Since the O.lurida RNA I isolated on 20150506 showed residual gDNA via qPCR, I treated 1.5μg of RNA from each sample using the Turbo DNA-free Kit (Ambion/Life Technologies), following the “rigorous” protocol.

Briefly:

  • 50μL reactions were carried out in 0.5mL tubes
  • added 1μL of DNase to each tube
  • incubated 30mins @ 37C
  • added additional 1μL of DNased
  • incubated 30mins @ 37C
  • added 0.2 vols (10.2μL) of DNase Inactivation Reagent
  • incubated and mixed for 2mins @ RT
  • transferred 50μL of supe to sterile 1.5mL snap cap tubes
  • spec’d on Roberts Lab NanoDrop1000

Samples were stored @ -80C in Shellfish RNA Box #5 and Box #6.

DNase reaction calcs: 20150514_Jake_Oly_1hr_HS_DNase_calcs

 

 

Results:

Google Spreadsheet: 20150514_DNased_RNA_Jake_Oly_1hr_HS_ODs

 

 

 

 

All samples look pretty good except for HT1 8 (RNA concentration is ridiculously high!) and NT1 8 (RNA concentration is way below expected). Will check for residual gDNA via qPCR.

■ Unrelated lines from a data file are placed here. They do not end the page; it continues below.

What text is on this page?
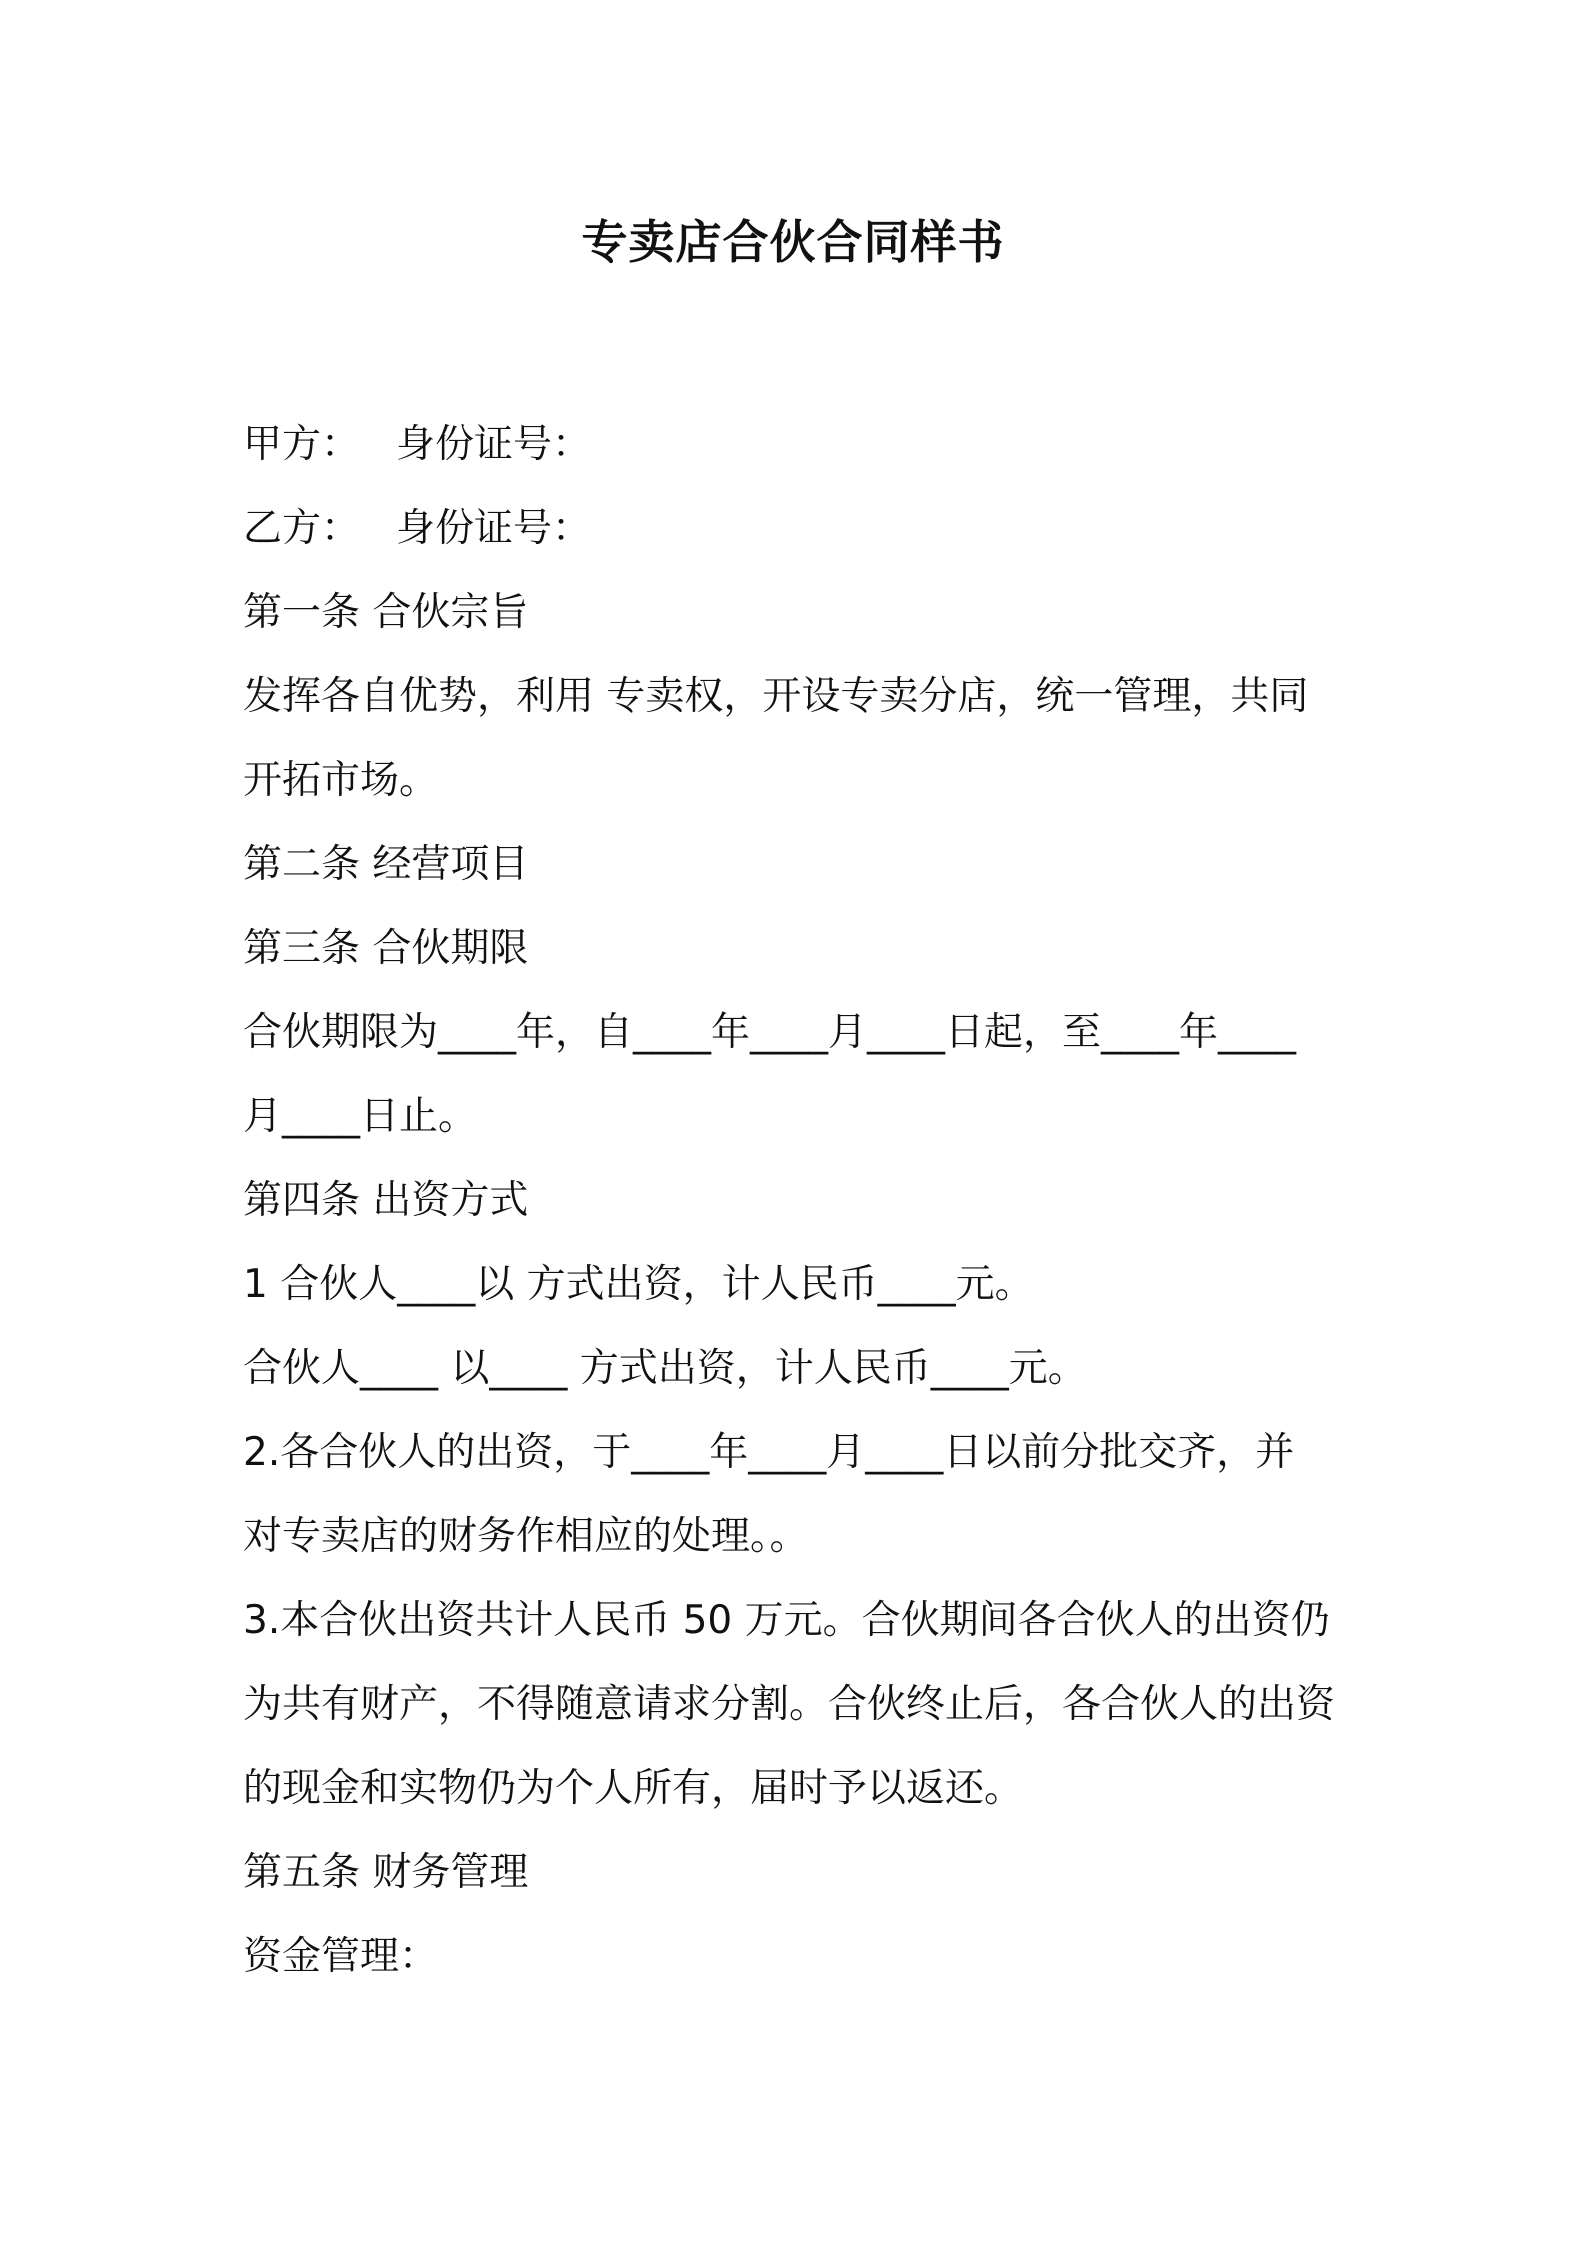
专卖店合伙合同样书
甲方： 身份证号：
乙方： 身份证号：
第一条 合伙宗旨
发挥各自优势，利用 专卖权，开设专卖分店，统一管理，共同
开拓市场。
第二条 经营项目
第三条 合伙期限
合伙期限为____年，自____年____月____日起，至____年____
月____日止。
第四条 出资方式
1 合伙人____以 方式出资，计人民币____元。
合伙人____ 以____ 方式出资，计人民币____元。
2.各合伙人的出资，于____年____月____日以前分批交齐，并
对专卖店的财务作相应的处理。。
3.本合伙出资共计人民币 50 万元。合伙期间各合伙人的出资仍
为共有财产，不得随意请求分割。合伙终止后，各合伙人的出资
的现金和实物仍为个人所有，届时予以返还。
第五条 财务管理
资金管理：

DNase Treatment – Jake’s O.lurida Ctenidia RNA (Controls) from 20150507

Since the O.lurida RNA I isolated on 20150507 showed residual gDNA via qPCR, I treated 5μg of RNA from each sample using the Turbo DNA-free Kit (Ambion/Life Technologies), following the “rigorous” protocol.

Briefly:

  • 50μL reactions were carried out in 0.5mL tubes
  • added 1μL of DNase to each tube
  • incubated 30mins @ 37C
  • added additional 1μL of DNased
  • incubated 30mins @ 37C
  • added 0.2 vols (10.2μL) of DNase Inactivation Reagent
  • incubated and mixed for 2mins @ RT
  • transferred 50μL of supe to sterile 1.5mL snap cap tubes
  • spec’d on Roberts Lab NanoDrop1000

Samples were stored @ -80C in Shellfish RNA Box #5 and Box #6.

DNase reaction calcs: 20150514_Jake_Oly_control_DNase_calcs

 

 

Results:

 

Google Spreadsheet: 20150514_DNased_RNA_Jake_Oly_controls_ODs

 

 

 

 

Overall, samples look fine. Will check for residual gDNA via qPCR.